Emmet Mullins' Irish raider was a 50-1 outsider in April when he provided amateur Sam Waley-Cohen with a fairytale farewell to the saddle and also became the first seven-year-old since Bogskar in 1940 to win the world's most famous steeplechase.
However, he was much more respected in the market this time around and was gambled into 3-1 second-favourite shortly before the off.
Content to stalk the fancied Ahoy Senor for the majority of the journey, it was at the second-last when Noble Yeats was set alight by his new pilot Sean Bowen and the duo put the race to bed in a matter of strides as he recorded a taking success over the admirable Dashel Drasher, who was up with the pace alongside Lucinda Russell's well-held favourite throughout in the hands of Rex Dingle.
Bowen said: "He races a little bit lazily and never does too much, but as we all know his jumping is absolutely brilliant. Even though he was racing lazily I would wing a fence and be back on the bridle again.
"I spoke to Sam before I rode him at Wexford and he said 'if you have cover, when you pull him out he'll really go' and he did exactly that today.
"He quickened smartly from the back of two out and did it nicely, beating some good horses."

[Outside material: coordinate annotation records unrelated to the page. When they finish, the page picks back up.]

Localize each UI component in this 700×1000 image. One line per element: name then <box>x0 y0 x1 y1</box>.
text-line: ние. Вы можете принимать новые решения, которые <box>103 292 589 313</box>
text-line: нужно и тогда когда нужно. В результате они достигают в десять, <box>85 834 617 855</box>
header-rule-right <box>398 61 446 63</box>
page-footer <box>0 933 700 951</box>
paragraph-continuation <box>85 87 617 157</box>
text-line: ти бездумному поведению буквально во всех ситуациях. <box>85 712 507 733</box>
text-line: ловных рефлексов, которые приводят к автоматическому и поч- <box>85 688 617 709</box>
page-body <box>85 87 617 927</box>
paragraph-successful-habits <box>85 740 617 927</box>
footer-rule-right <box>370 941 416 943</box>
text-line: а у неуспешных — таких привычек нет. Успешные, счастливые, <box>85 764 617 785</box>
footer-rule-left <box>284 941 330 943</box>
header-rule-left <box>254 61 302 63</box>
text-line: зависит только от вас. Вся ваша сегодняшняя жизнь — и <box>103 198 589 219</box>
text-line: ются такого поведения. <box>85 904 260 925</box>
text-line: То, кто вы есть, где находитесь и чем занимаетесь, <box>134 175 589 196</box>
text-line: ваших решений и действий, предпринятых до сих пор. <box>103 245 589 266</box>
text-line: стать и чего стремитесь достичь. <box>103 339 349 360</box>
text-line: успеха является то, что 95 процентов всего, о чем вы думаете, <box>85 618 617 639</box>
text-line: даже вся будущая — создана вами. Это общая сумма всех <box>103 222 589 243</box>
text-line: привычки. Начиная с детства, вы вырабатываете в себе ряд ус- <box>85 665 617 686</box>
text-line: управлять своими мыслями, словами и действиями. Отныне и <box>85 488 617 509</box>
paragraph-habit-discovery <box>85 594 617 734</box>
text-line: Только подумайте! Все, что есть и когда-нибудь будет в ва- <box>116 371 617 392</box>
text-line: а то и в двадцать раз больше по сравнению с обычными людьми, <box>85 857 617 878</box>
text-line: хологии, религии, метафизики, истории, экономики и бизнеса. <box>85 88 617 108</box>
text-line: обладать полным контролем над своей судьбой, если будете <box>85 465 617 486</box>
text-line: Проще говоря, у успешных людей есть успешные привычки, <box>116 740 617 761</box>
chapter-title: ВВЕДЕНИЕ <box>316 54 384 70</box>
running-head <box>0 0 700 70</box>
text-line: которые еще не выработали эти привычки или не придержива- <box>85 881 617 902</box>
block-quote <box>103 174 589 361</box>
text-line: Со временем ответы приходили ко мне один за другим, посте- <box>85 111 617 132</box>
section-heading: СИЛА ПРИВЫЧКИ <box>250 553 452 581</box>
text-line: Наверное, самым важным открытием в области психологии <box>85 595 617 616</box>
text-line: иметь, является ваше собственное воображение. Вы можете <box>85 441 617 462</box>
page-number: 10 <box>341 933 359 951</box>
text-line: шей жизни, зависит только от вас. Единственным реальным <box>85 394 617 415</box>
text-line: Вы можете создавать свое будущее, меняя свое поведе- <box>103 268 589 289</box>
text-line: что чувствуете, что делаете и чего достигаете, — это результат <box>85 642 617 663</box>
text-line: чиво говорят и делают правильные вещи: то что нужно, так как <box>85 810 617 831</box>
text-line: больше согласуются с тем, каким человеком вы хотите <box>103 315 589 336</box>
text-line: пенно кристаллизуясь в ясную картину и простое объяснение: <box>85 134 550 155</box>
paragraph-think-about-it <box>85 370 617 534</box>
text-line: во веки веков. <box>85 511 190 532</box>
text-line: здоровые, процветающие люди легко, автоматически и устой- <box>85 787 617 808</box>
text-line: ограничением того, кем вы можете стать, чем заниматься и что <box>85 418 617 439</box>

Such was the manner of victory, Betfair make Noble Yeats 10-1 from 25-1 for the Gold Cup in March and 6-1 from 25-1 for the King George at Kempton later this month. Coral went 12-1 for a second National and 16-1 for the Gold Cup.
Waley-Cohen was in attendance, and said: "That was brilliant and I can't say you don't miss it when you see it go like that. It was great to see him running so well for Sean and I'm thrilled for everyone.
"The King George is not very far away so I think we'll get him home and have a think and work it out from there.
"I don't think we expected that today - he's done it very well against some really good horses. He looks like the real deal and we'll have to work out where to go next.
"It would be great (to go for the King George) and dad (Robert Waley-Cohen) has always been up for it, but the main thing is to see if the horse is up for it first."
Mullins was delighted to be back in the Aintree winner's enclosure, but would not be pressed on future targets for his stable star.
"I managed to find the same spot in the stand to watch it. It was a bit emptier this time around, but it's very special and the horse definitely knew where he was," said the trainer.
"I'd say they went a good gallop and probably softened each other up in front. We were there then with stamina in abundance to come through and pick up the pieces I suppose.
"We were very hopeful. It was a lovely run in Wexford to get us back on track and that is another step up the ladder today. He seems to progressing all the time."
Asked whether a tilt at the King George could be a possibility, he added: "Everything is a possibility - we won't rule anything in or out here today.
"We'll get him home and see how he takes it. He can be a bit highly strung in the preliminaries and afterwards as well, but during the race he seems to know what's going on and switches off and does the business.
"We have the option (of the Gold Cup) and we'll keep both options open (Gold Cup and Grand National) for as long as we can.
"He's opened the Gold Cup door a bit wider after that. Whether we can get our heads through it is another thing, but it's a strong possibility."